My dad tracked me down at the hospital. I was bloodied and bruised but I didn't want to stay there so he sent me home with a neighbour.
He stayed at the hospital to help carry in the injured and to wait for my mum who he knew would eventually make her way there.
My mum had been in Dunnes Stores at the time of the blast. For those familiar with Omagh, you'll know this is only around the corner from Market Street. She had raced round, witnessed the devastation and began looking for me.
She saw what was left of the shop where I had been working, not knowing I had made it out the back and was safe. After thinking she had found me amongst the rubble a couple of times, she gave up her search in the town and went the hospital where she found my father who was able to reassure her that I was OK.
I, meanwhile, was at my neighbour's being fed sherry, valium, sweet tea and cigarettes when my mother burst into the house. It was the first time she had ever seen me smoking but I think she forgave me.
I cannot begin to imagine how horrific for my mum that hour must have been, as she looked for me in Market Street.
Later that night there was a constant stream of visitors at the door, friends and family disbelieving that I could really be OK after being so close.
At about 8pm my mum insisted on taking me back to the hospital. The left side of my body was covered in a huge black bruise from my shoulder to my bum, there were cuts and bruising to my face and she was worried about any internal injuries.

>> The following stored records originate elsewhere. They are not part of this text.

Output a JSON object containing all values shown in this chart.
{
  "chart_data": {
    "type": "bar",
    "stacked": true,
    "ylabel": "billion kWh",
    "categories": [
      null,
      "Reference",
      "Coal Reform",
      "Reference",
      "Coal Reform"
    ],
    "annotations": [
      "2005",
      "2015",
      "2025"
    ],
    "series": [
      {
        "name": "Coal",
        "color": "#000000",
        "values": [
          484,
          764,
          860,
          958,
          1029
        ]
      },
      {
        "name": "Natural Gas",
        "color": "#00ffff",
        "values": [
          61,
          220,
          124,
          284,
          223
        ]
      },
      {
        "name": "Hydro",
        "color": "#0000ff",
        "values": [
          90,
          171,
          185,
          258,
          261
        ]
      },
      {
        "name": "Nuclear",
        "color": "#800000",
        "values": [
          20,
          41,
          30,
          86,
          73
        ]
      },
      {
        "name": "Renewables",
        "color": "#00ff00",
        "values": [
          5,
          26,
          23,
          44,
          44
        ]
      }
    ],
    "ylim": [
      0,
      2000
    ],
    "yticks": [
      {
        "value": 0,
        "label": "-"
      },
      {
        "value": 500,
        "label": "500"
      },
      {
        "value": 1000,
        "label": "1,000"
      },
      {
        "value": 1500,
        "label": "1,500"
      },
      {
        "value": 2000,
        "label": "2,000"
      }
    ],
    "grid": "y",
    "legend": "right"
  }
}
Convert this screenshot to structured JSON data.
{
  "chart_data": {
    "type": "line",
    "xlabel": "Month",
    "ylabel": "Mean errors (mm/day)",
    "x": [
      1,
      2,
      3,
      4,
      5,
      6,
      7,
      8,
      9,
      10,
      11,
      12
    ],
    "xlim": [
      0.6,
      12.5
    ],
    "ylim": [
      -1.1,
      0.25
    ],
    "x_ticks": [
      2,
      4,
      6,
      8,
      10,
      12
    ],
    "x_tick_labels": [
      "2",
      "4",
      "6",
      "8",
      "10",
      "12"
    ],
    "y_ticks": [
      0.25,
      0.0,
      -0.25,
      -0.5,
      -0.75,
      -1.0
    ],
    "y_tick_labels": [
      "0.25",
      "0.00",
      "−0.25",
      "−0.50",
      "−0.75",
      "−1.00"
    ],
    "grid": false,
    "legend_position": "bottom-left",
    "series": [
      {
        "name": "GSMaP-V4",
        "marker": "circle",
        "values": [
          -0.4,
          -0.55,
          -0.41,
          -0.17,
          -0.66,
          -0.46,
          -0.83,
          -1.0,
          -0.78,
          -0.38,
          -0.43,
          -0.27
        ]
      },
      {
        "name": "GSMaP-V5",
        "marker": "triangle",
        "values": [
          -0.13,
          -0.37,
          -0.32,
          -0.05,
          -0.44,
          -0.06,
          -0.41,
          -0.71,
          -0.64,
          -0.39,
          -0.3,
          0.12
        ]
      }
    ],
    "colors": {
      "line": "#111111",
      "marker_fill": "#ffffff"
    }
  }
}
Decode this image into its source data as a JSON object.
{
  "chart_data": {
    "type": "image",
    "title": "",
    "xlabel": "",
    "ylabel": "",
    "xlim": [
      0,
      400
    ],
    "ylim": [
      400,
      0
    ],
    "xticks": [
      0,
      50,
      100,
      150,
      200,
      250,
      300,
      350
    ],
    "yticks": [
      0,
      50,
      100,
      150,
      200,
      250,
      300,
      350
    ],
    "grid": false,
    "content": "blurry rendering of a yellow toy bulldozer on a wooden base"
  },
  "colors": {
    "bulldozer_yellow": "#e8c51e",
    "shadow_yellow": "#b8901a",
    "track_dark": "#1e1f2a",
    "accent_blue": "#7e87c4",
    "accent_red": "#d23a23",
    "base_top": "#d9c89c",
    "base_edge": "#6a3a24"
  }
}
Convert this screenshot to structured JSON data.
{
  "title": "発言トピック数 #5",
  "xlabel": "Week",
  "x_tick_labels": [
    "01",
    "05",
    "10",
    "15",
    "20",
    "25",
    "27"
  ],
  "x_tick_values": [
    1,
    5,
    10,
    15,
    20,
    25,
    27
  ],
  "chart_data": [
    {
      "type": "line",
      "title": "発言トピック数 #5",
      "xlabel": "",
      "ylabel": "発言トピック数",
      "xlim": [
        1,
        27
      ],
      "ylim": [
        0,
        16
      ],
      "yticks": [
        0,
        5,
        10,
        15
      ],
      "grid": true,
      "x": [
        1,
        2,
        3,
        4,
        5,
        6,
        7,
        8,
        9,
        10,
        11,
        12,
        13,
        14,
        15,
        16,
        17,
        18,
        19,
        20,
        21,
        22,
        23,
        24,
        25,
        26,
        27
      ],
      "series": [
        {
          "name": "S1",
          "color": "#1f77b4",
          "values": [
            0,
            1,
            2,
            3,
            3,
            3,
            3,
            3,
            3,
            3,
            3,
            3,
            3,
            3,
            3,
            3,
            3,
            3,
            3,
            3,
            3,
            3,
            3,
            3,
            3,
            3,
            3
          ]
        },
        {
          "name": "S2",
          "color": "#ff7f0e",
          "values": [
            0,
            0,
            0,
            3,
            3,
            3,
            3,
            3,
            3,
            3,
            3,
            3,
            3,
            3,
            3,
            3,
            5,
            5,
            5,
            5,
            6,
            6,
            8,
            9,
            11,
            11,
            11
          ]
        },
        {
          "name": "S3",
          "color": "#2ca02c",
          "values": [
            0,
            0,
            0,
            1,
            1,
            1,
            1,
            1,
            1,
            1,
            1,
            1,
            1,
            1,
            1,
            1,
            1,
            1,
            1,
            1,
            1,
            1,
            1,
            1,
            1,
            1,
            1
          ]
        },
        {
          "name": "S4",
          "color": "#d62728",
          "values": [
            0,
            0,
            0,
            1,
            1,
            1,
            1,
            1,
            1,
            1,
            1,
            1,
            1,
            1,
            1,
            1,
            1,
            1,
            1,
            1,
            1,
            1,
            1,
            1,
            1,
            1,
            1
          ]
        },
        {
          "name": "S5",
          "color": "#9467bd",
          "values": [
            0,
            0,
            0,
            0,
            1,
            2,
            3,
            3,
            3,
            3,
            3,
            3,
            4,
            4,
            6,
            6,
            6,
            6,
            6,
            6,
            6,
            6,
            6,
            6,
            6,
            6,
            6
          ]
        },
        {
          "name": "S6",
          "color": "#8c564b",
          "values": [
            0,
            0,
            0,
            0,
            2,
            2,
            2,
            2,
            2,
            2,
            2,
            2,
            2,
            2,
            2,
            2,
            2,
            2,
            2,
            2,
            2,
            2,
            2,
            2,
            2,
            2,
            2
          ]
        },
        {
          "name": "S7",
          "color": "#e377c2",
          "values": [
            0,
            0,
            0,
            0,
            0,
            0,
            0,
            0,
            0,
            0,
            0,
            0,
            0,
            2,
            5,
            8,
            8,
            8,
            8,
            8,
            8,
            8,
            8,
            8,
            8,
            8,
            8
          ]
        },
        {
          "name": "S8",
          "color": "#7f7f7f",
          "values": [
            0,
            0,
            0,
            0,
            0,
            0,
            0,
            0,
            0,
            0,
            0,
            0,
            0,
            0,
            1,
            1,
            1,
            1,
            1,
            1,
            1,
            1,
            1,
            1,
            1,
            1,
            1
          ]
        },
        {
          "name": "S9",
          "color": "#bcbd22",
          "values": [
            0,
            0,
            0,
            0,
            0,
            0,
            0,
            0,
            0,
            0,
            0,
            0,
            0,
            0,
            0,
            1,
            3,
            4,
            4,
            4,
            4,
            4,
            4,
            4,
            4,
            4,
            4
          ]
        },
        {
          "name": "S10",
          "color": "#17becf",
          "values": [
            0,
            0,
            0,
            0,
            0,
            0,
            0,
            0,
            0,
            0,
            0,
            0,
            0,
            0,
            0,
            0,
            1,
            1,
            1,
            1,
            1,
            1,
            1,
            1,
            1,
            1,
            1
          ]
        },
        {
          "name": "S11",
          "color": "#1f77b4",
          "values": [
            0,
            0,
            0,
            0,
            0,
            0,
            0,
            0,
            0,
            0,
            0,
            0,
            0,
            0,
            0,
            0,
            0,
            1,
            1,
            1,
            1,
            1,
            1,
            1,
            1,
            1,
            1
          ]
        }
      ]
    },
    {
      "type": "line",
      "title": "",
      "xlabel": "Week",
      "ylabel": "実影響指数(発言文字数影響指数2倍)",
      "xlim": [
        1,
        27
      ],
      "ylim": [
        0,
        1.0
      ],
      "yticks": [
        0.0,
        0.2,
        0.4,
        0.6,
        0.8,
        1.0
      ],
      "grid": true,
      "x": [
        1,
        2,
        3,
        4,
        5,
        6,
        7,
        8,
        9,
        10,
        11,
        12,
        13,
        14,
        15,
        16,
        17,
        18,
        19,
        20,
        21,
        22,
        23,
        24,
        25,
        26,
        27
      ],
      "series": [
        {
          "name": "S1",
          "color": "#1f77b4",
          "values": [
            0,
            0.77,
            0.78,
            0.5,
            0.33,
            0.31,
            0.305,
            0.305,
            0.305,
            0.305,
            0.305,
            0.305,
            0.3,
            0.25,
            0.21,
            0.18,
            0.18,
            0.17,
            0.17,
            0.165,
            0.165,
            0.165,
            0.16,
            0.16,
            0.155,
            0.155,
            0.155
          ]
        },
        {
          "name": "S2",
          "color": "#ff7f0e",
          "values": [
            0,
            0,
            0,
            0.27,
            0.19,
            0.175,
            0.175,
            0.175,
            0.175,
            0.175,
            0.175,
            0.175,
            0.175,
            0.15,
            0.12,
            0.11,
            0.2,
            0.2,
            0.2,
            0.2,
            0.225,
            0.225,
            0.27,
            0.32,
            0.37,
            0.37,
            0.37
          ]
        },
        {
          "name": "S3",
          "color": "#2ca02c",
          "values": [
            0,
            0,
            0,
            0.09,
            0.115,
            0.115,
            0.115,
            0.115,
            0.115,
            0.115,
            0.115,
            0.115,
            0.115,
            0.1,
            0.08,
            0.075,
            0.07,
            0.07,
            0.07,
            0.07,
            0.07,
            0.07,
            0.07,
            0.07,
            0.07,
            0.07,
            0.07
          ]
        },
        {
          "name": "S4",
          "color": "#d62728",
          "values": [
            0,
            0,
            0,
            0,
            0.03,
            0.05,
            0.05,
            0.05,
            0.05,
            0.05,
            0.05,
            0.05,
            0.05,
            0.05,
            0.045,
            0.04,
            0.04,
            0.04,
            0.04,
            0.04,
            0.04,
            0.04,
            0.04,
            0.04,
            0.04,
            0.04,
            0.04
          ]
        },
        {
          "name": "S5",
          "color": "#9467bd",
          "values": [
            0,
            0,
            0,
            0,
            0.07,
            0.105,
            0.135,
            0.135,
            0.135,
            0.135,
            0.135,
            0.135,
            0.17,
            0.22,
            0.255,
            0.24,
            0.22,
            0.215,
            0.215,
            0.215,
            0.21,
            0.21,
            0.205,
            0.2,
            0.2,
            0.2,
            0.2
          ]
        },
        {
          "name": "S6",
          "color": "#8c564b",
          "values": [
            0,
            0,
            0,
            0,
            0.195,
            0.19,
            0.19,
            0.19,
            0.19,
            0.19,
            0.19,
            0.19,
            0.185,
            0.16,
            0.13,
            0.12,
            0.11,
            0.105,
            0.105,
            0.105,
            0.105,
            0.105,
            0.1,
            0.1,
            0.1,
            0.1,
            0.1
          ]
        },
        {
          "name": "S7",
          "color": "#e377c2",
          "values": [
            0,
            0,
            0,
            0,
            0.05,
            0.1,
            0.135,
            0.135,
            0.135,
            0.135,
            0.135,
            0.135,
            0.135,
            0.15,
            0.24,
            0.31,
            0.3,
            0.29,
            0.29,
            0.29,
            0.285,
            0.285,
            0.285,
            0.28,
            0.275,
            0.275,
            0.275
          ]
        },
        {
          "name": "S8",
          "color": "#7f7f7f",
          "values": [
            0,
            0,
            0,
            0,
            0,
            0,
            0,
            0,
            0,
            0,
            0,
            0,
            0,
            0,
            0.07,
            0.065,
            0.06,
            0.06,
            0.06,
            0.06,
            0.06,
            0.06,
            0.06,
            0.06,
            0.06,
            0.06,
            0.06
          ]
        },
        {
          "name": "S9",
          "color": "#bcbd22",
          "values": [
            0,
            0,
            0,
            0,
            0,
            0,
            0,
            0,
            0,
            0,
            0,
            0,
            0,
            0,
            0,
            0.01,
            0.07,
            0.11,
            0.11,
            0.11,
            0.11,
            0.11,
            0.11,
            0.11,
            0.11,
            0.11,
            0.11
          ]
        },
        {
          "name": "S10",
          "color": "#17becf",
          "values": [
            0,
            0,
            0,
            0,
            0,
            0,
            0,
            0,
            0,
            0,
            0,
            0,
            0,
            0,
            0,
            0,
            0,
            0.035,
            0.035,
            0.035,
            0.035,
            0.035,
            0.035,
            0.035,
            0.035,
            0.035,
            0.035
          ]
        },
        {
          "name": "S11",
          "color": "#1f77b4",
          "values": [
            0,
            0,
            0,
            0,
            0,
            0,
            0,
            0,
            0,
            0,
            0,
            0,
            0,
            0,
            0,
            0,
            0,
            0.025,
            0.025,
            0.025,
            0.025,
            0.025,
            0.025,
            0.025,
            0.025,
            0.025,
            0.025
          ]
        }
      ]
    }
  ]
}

Part of the memorial being installed last month
I was given the all-clear and sent home where I watched with disbelief the scenes that were unfolding on the news, finding it difficult to comprehend that I had been a part of it.
It wasn't until the next day that I found out a good friend had been killed. I had been with her just two nights before and we had made plans to go out on the Saturday night.
It hadn't occurred to me that any of my friends could have died. We were 21, we were meant to invincible.
The next few months passed in a blur.
I couldn't sleep and was probably drinking a bit too much.
At night I was having more and more flashbacks that I couldn't handle. I felt guilty for walking away relatively uninjured when others did not.
I was angry with myself that when the police came to speak to me I could remember nothing of the car, despite the fact I had stood so close to it a couple of times.
My mother sent me to my GP who prescribed sleeping tablets, when I went back for a repeat prescription the third time he, very kindly, said no and that I should look into getting some counselling.
It was nearly six months before I took him up on his advice. Therapy was something only Americans did, but it helped. Just to vent to a neutral person and to talk things through lifted a lot of the mist from my head.
In the intervening 10 years I hope I have moved on.
This week has been hard, especially working in an office where Omagh is seen as a story and there has been much talk of it in the run-up to the anniversary.
There have been many tears shed over the years, but one thing I have learned, and perhaps the most important for me, is that the bombing is a part of my life.
I was there, it has undeniably shaped the life I now have and there is no point trying to get away from it.
So this afternoon I will attend the memorial service to remember those who did not survive and to be thankful that I did.